Low code is fine when it’s just that: low code.  As soon as applications cross some threshold and become a critical component of an enterprise, it’s time to stop calling them low code and transition their ownership to the professionals. With most of the online tools, I don’t believe that this is an option, or at least not a simple one.  If you exceed the capabilities of the platform which you’re building on, it’s going to be a good amount of work to migrate to another one.
This is where APEX differs. While APEX does seem to fit the low code moniker, it’s so much more capable than that.  Calling APEX low code makes me think of other “low” branded things: low fat, low carb, low T, etc.  It’s perfectly possible to start citizen developers in APEX, and show them how to build basic applications that meet some of their less critical business needs.  Some applications will remain somewhat simple, and that’s just fine.  But for the ones that don’t - it doesn’t take much at all to transition ownership of that application to IT, or perhaps just monitor and manage it a bit while still allowing the citizen developer to own it.

Those who have used APEX for years know this: it’s one of the few development platforms that you can become productive with in just a few days, but it will take your entire career to master all it can do.  It’s an ideal platform that meets the criteria of low code.  But it’s so much more - offering one of the most seamless transition paths from low code to enterprise applications.

Comments

Hari said…
Completely agree with your thoughts! With Oracle APEX, even citizen developers can build beautiful applications "with-out" code or with low-code. But it does not mean APEX is only for citizen developers! It conveys wrong notion!

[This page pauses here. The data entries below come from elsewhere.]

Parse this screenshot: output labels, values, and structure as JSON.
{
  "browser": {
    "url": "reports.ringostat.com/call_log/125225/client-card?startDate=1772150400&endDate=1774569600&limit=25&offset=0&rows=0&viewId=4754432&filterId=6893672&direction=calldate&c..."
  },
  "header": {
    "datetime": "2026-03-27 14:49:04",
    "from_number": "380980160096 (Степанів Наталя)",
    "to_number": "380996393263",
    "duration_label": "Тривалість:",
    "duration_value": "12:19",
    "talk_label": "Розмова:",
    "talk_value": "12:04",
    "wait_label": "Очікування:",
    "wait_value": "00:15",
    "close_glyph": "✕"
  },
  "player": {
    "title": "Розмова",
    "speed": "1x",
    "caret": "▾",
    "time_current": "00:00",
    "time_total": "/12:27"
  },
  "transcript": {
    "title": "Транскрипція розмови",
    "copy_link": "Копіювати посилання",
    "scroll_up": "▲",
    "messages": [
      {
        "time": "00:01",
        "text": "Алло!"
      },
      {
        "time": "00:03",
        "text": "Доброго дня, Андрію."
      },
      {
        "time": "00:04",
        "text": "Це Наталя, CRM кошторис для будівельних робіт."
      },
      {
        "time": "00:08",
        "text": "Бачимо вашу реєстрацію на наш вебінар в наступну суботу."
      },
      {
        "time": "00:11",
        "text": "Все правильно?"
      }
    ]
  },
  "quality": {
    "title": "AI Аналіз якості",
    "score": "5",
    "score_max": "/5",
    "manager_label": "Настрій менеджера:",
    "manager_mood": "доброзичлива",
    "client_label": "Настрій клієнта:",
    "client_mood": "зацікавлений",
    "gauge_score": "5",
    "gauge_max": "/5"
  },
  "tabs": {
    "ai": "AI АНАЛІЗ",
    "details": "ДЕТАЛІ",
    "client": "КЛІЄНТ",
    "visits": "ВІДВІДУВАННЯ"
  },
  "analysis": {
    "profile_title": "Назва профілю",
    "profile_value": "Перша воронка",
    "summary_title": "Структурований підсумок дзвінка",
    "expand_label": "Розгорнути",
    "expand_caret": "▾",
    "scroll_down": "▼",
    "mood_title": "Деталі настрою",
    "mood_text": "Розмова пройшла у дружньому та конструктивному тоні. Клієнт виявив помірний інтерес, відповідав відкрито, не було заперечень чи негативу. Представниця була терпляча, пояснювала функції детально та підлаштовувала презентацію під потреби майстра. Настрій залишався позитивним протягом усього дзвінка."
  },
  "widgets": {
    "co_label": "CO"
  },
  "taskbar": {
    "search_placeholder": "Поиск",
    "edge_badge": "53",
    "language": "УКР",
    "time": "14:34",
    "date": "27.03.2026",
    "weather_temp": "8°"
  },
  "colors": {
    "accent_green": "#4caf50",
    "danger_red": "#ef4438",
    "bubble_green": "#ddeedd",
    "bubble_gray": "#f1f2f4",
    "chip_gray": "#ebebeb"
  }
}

When I say to people that APEX can replace your Excel and/or MS Access applications, people often misunderstand that APEX is comparable to excel or MS Access tools, which is wrong, because we can build enterprise applications as-well with APEX.
John Flack said…
You expressed my concerns well about Oracle's new Oracle Application Builder Cloud Service, which I mentioned to Oracle's Product Manager. I saw a demo, and it looked great, easy to use, lots of capabilities. Perfect for the "citizen-developer". But, I said to the PM, "What happens when the requirements outstrip the capabilities, or when a neat application developed by a non-professional needs to go business-wide?" Can a professional grab the underlying code to maintain and extend it? The underlying code is apparently Oracle Jet, which gives me hope, but is the generated Jet code readable so that a pro has a chance of modifying it? And can we even get to the code?
Scott said…
John - excellent points. Small, citizen-developed systems WILL become mission critical, as there is no translation gap between implementation and requirements. A shoddy-built ABCS application will be more popular than a custom developed solution, as it's more likely to capture what the users need - even though it could be more difficult to use.

I see this more like Designer - you can certainly take the generated PL/SQL and make changes, but the second you add one character, you can no longer generate new changes from the tool. So yes, there is a way to transition an application from citizen to professional developer, but it's not painless, and my fear is that users will do all they can to keep things under the radar, which could be dangerous.